Performance testing

🌐 This document is available in both English and Ukrainian. Use the language toggle in the top right corner to switch between versions.

1. Introduction

1.1. Purpose

The objective of conducting performance testing is to assess and validate the performance, reliability, and scalability of a Platform under different workload scenarios. This testing identifies bottlenecks and issues that must be addressed to enhance the user experience.
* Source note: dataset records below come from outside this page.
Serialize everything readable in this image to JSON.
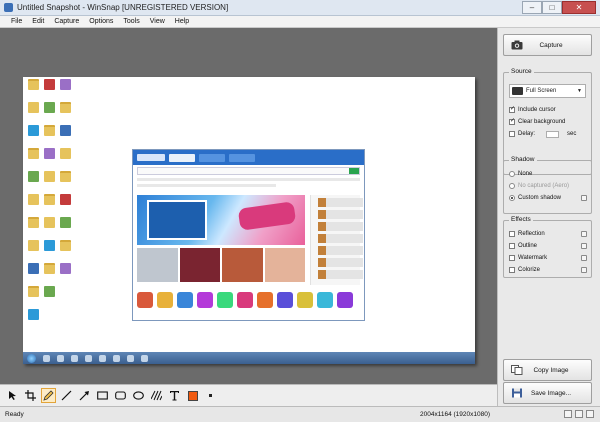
{
  "window": {
    "title": "Untitled Snapshot - WinSnap  [UNREGISTERED VERSION]",
    "controls": [
      "–",
      "□",
      "✕"
    ]
  },
  "menu": [
    "File",
    "Edit",
    "Capture",
    "Options",
    "Tools",
    "View",
    "Help"
  ],
  "sidebar": {
    "capture_label": "Capture",
    "source": {
      "title": "Source",
      "mode": "Full Screen",
      "include_cursor": {
        "label": "Include cursor",
        "checked": true
      },
      "clear_background": {
        "label": "Clear background",
        "checked": true
      },
      "delay": {
        "label": "Delay:",
        "unit": "sec",
        "checked": false
      }
    },
    "shadow": {
      "title": "Shadow",
      "options": [
        {
          "label": "None",
          "selected": false,
          "enabled": true
        },
        {
          "label": "No captured (Aero)",
          "selected": false,
          "enabled": false
        },
        {
          "label": "Custom shadow",
          "selected": true,
          "enabled": true
        }
      ]
    },
    "effects": {
      "title": "Effects",
      "items": [
        {
          "label": "Reflection",
          "checked": false
        },
        {
          "label": "Outline",
          "checked": false
        },
        {
          "label": "Watermark",
          "checked": false
        },
        {
          "label": "Colorize",
          "checked": false
        }
      ]
    },
    "copy_label": "Copy Image",
    "save_label": "Save Image..."
  },
  "tools": [
    "pointer-icon",
    "crop-icon",
    "pen-icon",
    "line-icon",
    "arrow-icon",
    "rectangle-icon",
    "rounded-rectangle-icon",
    "ellipse-icon",
    "hatch-icon",
    "text-icon"
  ],
  "colors": {
    "accent_swatch": "#f05a10"
  },
  "status": {
    "left": "Ready",
    "dimensions": "2004x1164 (1920x1080)"
  }
}
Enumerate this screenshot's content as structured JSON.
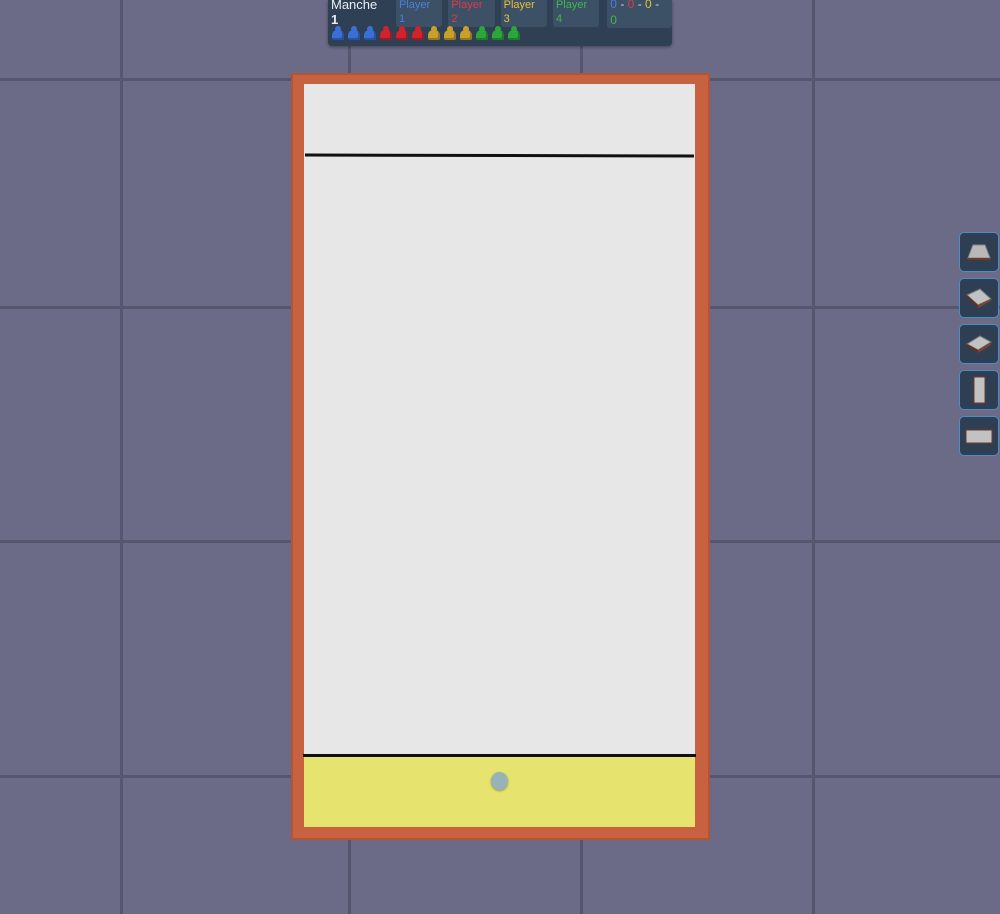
{
  "hud": {
    "round_label": "Manche",
    "round_number": "1",
    "players": [
      {
        "name": "Player 1",
        "color": "#4c7fe0"
      },
      {
        "name": "Player 2",
        "color": "#e0394b"
      },
      {
        "name": "Player 3",
        "color": "#e8c03a"
      },
      {
        "name": "Player 4",
        "color": "#3fb84a"
      }
    ],
    "scores": [
      "0",
      "0",
      "0",
      "0"
    ],
    "score_separator": "-",
    "pawns": [
      {
        "color": "#3a6fd8"
      },
      {
        "color": "#3a6fd8"
      },
      {
        "color": "#3a6fd8"
      },
      {
        "color": "#d0232c"
      },
      {
        "color": "#d0232c"
      },
      {
        "color": "#d0232c"
      },
      {
        "color": "#c9a12a"
      },
      {
        "color": "#c9a12a"
      },
      {
        "color": "#c9a12a"
      },
      {
        "color": "#2aa63a"
      },
      {
        "color": "#2aa63a"
      },
      {
        "color": "#2aa63a"
      }
    ]
  },
  "board": {
    "frame_color": "#c7613f",
    "field_color": "#e7e7e7",
    "home_zone_color": "#e6e36f",
    "ball_color": "#96b3b8"
  },
  "view_buttons": [
    {
      "icon": "perspective-view-icon"
    },
    {
      "icon": "angled-view-left-icon"
    },
    {
      "icon": "angled-view-right-icon"
    },
    {
      "icon": "vertical-view-icon"
    },
    {
      "icon": "horizontal-view-icon"
    }
  ]
}
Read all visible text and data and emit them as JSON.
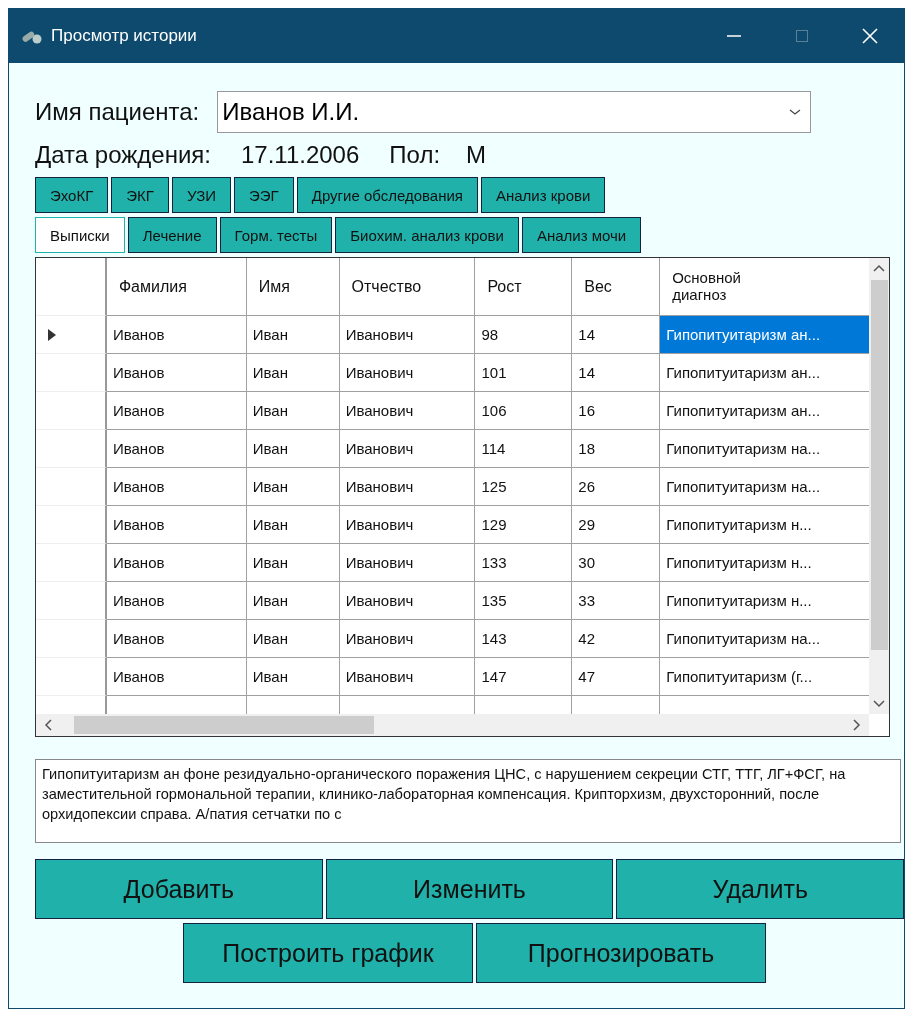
{
  "window": {
    "title": "Просмотр истории"
  },
  "patient": {
    "label": "Имя пациента:",
    "value": "Иванов И.И."
  },
  "birth": {
    "label": "Дата рождения:",
    "value": "17.11.2006",
    "sex_label": "Пол:",
    "sex_value": "М"
  },
  "tab_rows": [
    [
      {
        "label": "ЭхоКГ",
        "selected": false
      },
      {
        "label": "ЭКГ",
        "selected": false
      },
      {
        "label": "УЗИ",
        "selected": false
      },
      {
        "label": "ЭЭГ",
        "selected": false
      },
      {
        "label": "Другие обследования",
        "selected": false
      },
      {
        "label": "Анализ крови",
        "selected": false
      }
    ],
    [
      {
        "label": "Выписки",
        "selected": true
      },
      {
        "label": "Лечение",
        "selected": false
      },
      {
        "label": "Горм. тесты",
        "selected": false
      },
      {
        "label": "Биохим. анализ крови",
        "selected": false
      },
      {
        "label": "Анализ мочи",
        "selected": false
      }
    ]
  ],
  "table": {
    "columns": [
      "Фамилия",
      "Имя",
      "Отчество",
      "Рост",
      "Вес",
      "Основной диагноз"
    ],
    "rows": [
      {
        "selected": true,
        "cells": [
          "Иванов",
          "Иван",
          "Иванович",
          "98",
          "14",
          "Гипопитуитаризм ан..."
        ]
      },
      {
        "selected": false,
        "cells": [
          "Иванов",
          "Иван",
          "Иванович",
          "101",
          "14",
          "Гипопитуитаризм ан..."
        ]
      },
      {
        "selected": false,
        "cells": [
          "Иванов",
          "Иван",
          "Иванович",
          "106",
          "16",
          "Гипопитуитаризм ан..."
        ]
      },
      {
        "selected": false,
        "cells": [
          "Иванов",
          "Иван",
          "Иванович",
          "114",
          "18",
          "Гипопитуитаризм на..."
        ]
      },
      {
        "selected": false,
        "cells": [
          "Иванов",
          "Иван",
          "Иванович",
          "125",
          "26",
          "Гипопитуитаризм на..."
        ]
      },
      {
        "selected": false,
        "cells": [
          "Иванов",
          "Иван",
          "Иванович",
          "129",
          "29",
          "Гипопитуитаризм  н..."
        ]
      },
      {
        "selected": false,
        "cells": [
          "Иванов",
          "Иван",
          "Иванович",
          "133",
          "30",
          "Гипопитуитаризм  н..."
        ]
      },
      {
        "selected": false,
        "cells": [
          "Иванов",
          "Иван",
          "Иванович",
          "135",
          "33",
          "Гипопитуитаризм  н..."
        ]
      },
      {
        "selected": false,
        "cells": [
          "Иванов",
          "Иван",
          "Иванович",
          "143",
          "42",
          "Гипопитуитаризм на..."
        ]
      },
      {
        "selected": false,
        "cells": [
          "Иванов",
          "Иван",
          "Иванович",
          "147",
          "47",
          "Гипопитуитаризм (г..."
        ]
      }
    ]
  },
  "description": "Гипопитуитаризм ан фоне резидуально-органического поражения ЦНС, с нарушением секреции СТГ, ТТГ, ЛГ+ФСГ, на заместительной гормональной терапии, клинико-лабораторная компенсация. Крипторхизм, двухсторонний, после орхидопексии справа. А/патия сетчатки по с",
  "buttons": [
    [
      "Добавить",
      "Изменить",
      "Удалить"
    ],
    [
      "Построить график",
      "Прогнозировать"
    ]
  ]
}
It ensures that the Platform and registries can manage the anticipated volume of users or transactions, including business process execution, data retrieval on dashboards, and CRUD operations with various internal or external services or registries.

1.2. Objectives

The main objectives of performance testing are:

Ensuring the Platform and its registries meet workload requirements

It helps to verify whether the application meets defined performance criteria, such as the number of users interacting with the system, response times, throughput, and resource utilization under normal and peak workload conditions.

Identifying performance bottlenecks

It enables the detection and analysis of potential bottlenecks in the Platform, which can negatively affect overall system performance. These could include inefficient code, improper configurations, or hardware limitations.

Evaluating scalability

It assesses the Platform’s and registries' ability to gracefully handle an increasing number of users or workload without significantly degrading response times and system stability. This approach helps to determine if the system can support future growth in terms of user base and data volume.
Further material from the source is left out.